And to the amazement of other people, she says..

aasmaan se sitaare ek ek kar ke ruKhsat ho rahe haiN. kuchh nasiim-i-saHar chalne lagii hai. kaliyaaN chaTaKhne lagii haiN aur parinde chahchahaane lage haiN. maiN jaanuuN subH ho rahii hai!!


----------



## eskandar

panjabigator said:


> Curious, how is the word ساعات used in Urdu?  How would one say "the hour of reckoning," for example?


After looking at how a few different Urdu translations of the Qur'an rendered the Arabic الساعة which is often used with that meaning, I saw that most of them did not use the word ساعت at all but instead قیامت or دن قیامت / روز قیامت , or قیامت کی گھڑی . In some places it remained simply ساعت ie "the Hour".


----------



## BP.

eskandar said:


> After looking at how a few different Urdu translations of the Qur'an rendered the Arabic الساعة which is often used with that meaning, I saw that most of them did not use the word ساعت at all but instead قیامت or دن قیامت / روز قیامت , or قیامت کی گھڑی . In some places it remained simply ساعت ie "the Hour".


روزِ قیامت and others like it would be a direct translation of یوم القیامہ. However I think قیامت کی گھڑی conveys the idea of الساعة, because I believe الساعة is a lot more specific measure of time than an hour and should be seen as 'the moment'. I know 'the hour' has come to be a standard phrase, but we can always change it.


----------



## Faylasoof

BelligerentPacifist said:


> روزِ قیامت
> and others like it would be a direct translation of یوم القیامہ. However I think قیامت کی گھڑی conveys the idea of الساعة, because I believe الساعة is a lot more specific measure of time than an hour and should be seen as 'the moment'. I know 'the hour' has come to be a standard phrase, but we can always change it.

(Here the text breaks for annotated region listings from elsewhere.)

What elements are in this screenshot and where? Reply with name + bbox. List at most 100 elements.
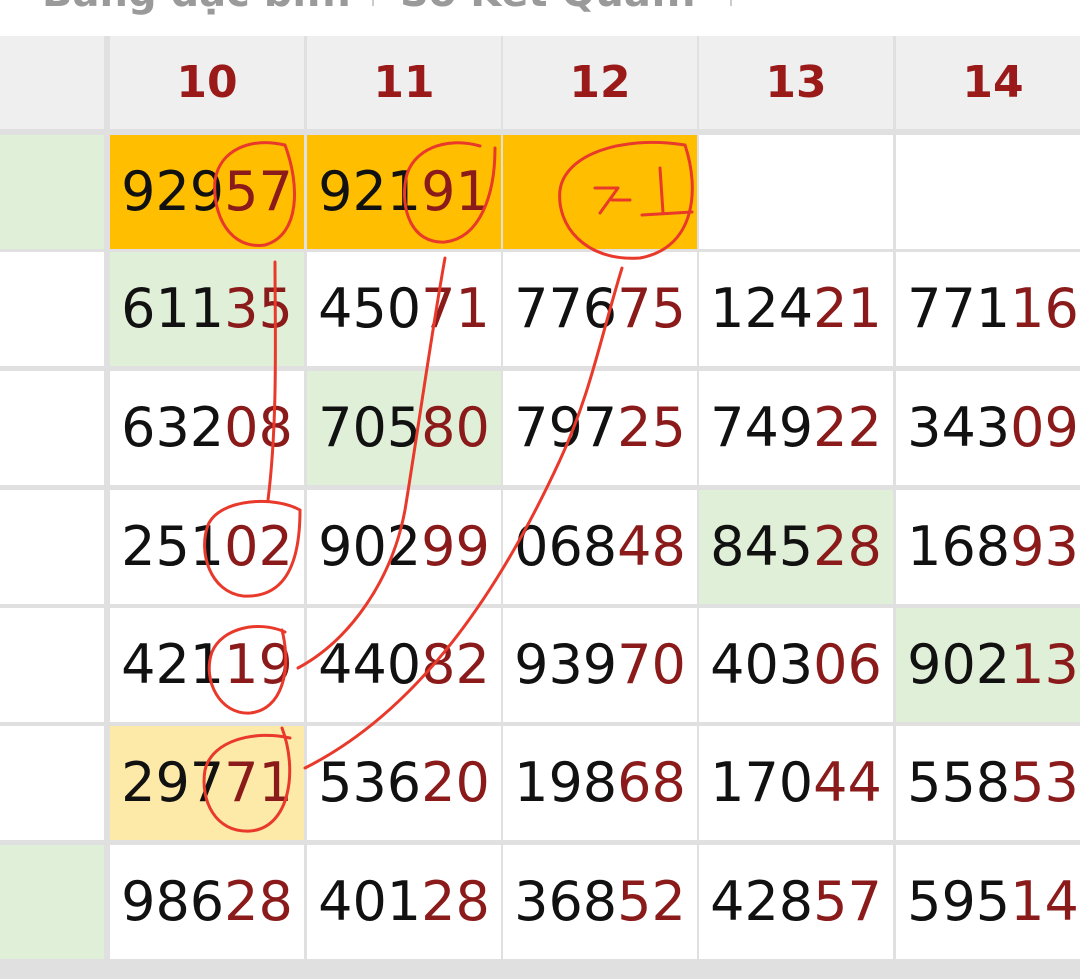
tab-results-book[interactable]: Sổ Kết Quả... (400, 0, 696, 16)
result-last-two-digits: 21 (813, 277, 882, 340)
result-leading-digits: 124 (710, 277, 814, 340)
result-last-two-digits: 71 (224, 751, 293, 814)
result-leading-digits: 168 (907, 515, 1011, 578)
result-last-two-digits: 57 (224, 160, 293, 223)
result-cell: 929 57 (110, 135, 304, 249)
result-cell: 343 09 (896, 371, 1080, 485)
column-header-14: 14 (896, 36, 1080, 129)
result-last-two-digits: 35 (224, 277, 293, 340)
tab-divider (372, 0, 374, 6)
result-cell: 168 93 (896, 490, 1080, 604)
result-last-two-digits: 70 (617, 633, 686, 696)
column-header-9: 9 (0, 36, 104, 129)
tab-special-table[interactable]: Bảng đặc bi... (42, 0, 352, 16)
result-last-two-digits: 28 (224, 870, 293, 933)
result-leading-digits: 403 (710, 633, 814, 696)
result-cell: 1180 (0, 608, 104, 722)
result-leading-digits: 776 (514, 277, 618, 340)
result-cell: 428 57 (699, 845, 893, 959)
result-cell: 558 53 (896, 726, 1080, 840)
result-leading-digits: 368 (514, 870, 618, 933)
result-last-two-digits: 82 (421, 633, 490, 696)
result-last-two-digits: 28 (813, 515, 882, 578)
result-cell: 845 28 (699, 490, 893, 604)
result-cell: 401 28 (307, 845, 501, 959)
result-cell: 1142 (0, 371, 104, 485)
result-leading-digits: 068 (514, 515, 618, 578)
result-leading-digits: 705 (318, 396, 422, 459)
result-cell: 939 70 (503, 608, 697, 722)
result-cell: 403 06 (699, 608, 893, 722)
result-last-two-digits: 91 (421, 160, 490, 223)
result-leading-digits: 749 (710, 396, 814, 459)
result-leading-digits: 421 (121, 633, 225, 696)
result-leading-digits: 902 (318, 515, 422, 578)
result-leading-digits: 536 (318, 751, 422, 814)
result-cell: 124 21 (699, 252, 893, 366)
result-cell: 705 80 (307, 371, 501, 485)
result-cell: 921 91 (307, 135, 501, 249)
result-cell: 297 71 (110, 726, 304, 840)
tab-divider (730, 0, 732, 6)
result-last-two-digits: 48 (617, 515, 686, 578)
result-leading-digits: 632 (121, 396, 225, 459)
result-last-two-digits: 20 (421, 751, 490, 814)
result-last-two-digits: 57 (813, 870, 882, 933)
result-cell: 749 22 (699, 371, 893, 485)
result-leading-digits: 170 (710, 751, 814, 814)
result-cell: 2261 (0, 490, 104, 604)
result-leading-digits: 251 (121, 515, 225, 578)
result-last-two-digits: 08 (224, 396, 293, 459)
result-cell: 368 52 (503, 845, 697, 959)
result-cell: 068 48 (503, 490, 697, 604)
result-cell: 536 20 (307, 726, 501, 840)
result-leading-digits: 450 (318, 277, 422, 340)
result-leading-digits: 902 (907, 633, 1011, 696)
result-last-two-digits: 93 (1010, 515, 1079, 578)
result-cell: 902 13 (896, 608, 1080, 722)
result-cell (896, 135, 1080, 249)
result-leading-digits: 771 (907, 277, 1011, 340)
result-last-two-digits: 16 (1010, 277, 1079, 340)
result-leading-digits: 611 (121, 277, 225, 340)
result-last-two-digits: 09 (1010, 396, 1079, 459)
result-last-two-digits: 53 (1010, 751, 1079, 814)
result-leading-digits: 401 (318, 870, 422, 933)
result-leading-digits: 297 (121, 751, 225, 814)
column-header-10: 10 (110, 36, 304, 129)
result-leading-digits: 939 (514, 633, 618, 696)
result-last-two-digits: 68 (617, 751, 686, 814)
result-leading-digits: 428 (710, 870, 814, 933)
result-cell: 8892 (0, 252, 104, 366)
result-leading-digits: 440 (318, 633, 422, 696)
result-cell: 170 44 (699, 726, 893, 840)
result-leading-digits: 797 (514, 396, 618, 459)
result-last-two-digits: 19 (224, 633, 293, 696)
result-last-two-digits: 71 (421, 277, 490, 340)
result-last-two-digits: 22 (813, 396, 882, 459)
result-cell: 611 35 (110, 252, 304, 366)
result-last-two-digits: 14 (1010, 870, 1079, 933)
result-last-two-digits: 52 (617, 870, 686, 933)
result-leading-digits: 343 (907, 396, 1011, 459)
result-last-two-digits: 99 (421, 515, 490, 578)
result-leading-digits: 986 (121, 870, 225, 933)
result-last-two-digits: 13 (1010, 633, 1079, 696)
result-cell (503, 135, 697, 249)
result-last-two-digits: 25 (617, 396, 686, 459)
result-cell: 1138 (0, 845, 104, 959)
result-last-two-digits: 06 (813, 633, 882, 696)
result-cell: 7751 (0, 726, 104, 840)
results-table: 9101112131422219295792191889261135450717… (0, 36, 1080, 979)
column-header-11: 11 (307, 36, 501, 129)
column-header-13: 13 (699, 36, 893, 129)
result-cell: 776 75 (503, 252, 697, 366)
result-cell: 440 82 (307, 608, 501, 722)
result-cell: 797 25 (503, 371, 697, 485)
result-cell: 632 08 (110, 371, 304, 485)
result-cell: 198 68 (503, 726, 697, 840)
result-last-two-digits: 02 (224, 515, 293, 578)
result-cell: 421 19 (110, 608, 304, 722)
result-cell: 251 02 (110, 490, 304, 604)
result-last-two-digits: 28 (421, 870, 490, 933)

If we take a more literal meaning, then yes it is قیامت کی گھڑی = the hour of reckoning!

 But for  Doomsday / Judgement day / Day of Reckoning,  Urdu uses all these روز قیامت \ یوم  قیامت \  قیامت كا دن as well as
  روز ِ كبریا , روز ِ  حشر , روزِ جَزا and یومِ حساب . These too can be taken to mean 'the hour of reckoning' in a less literal manner.


----------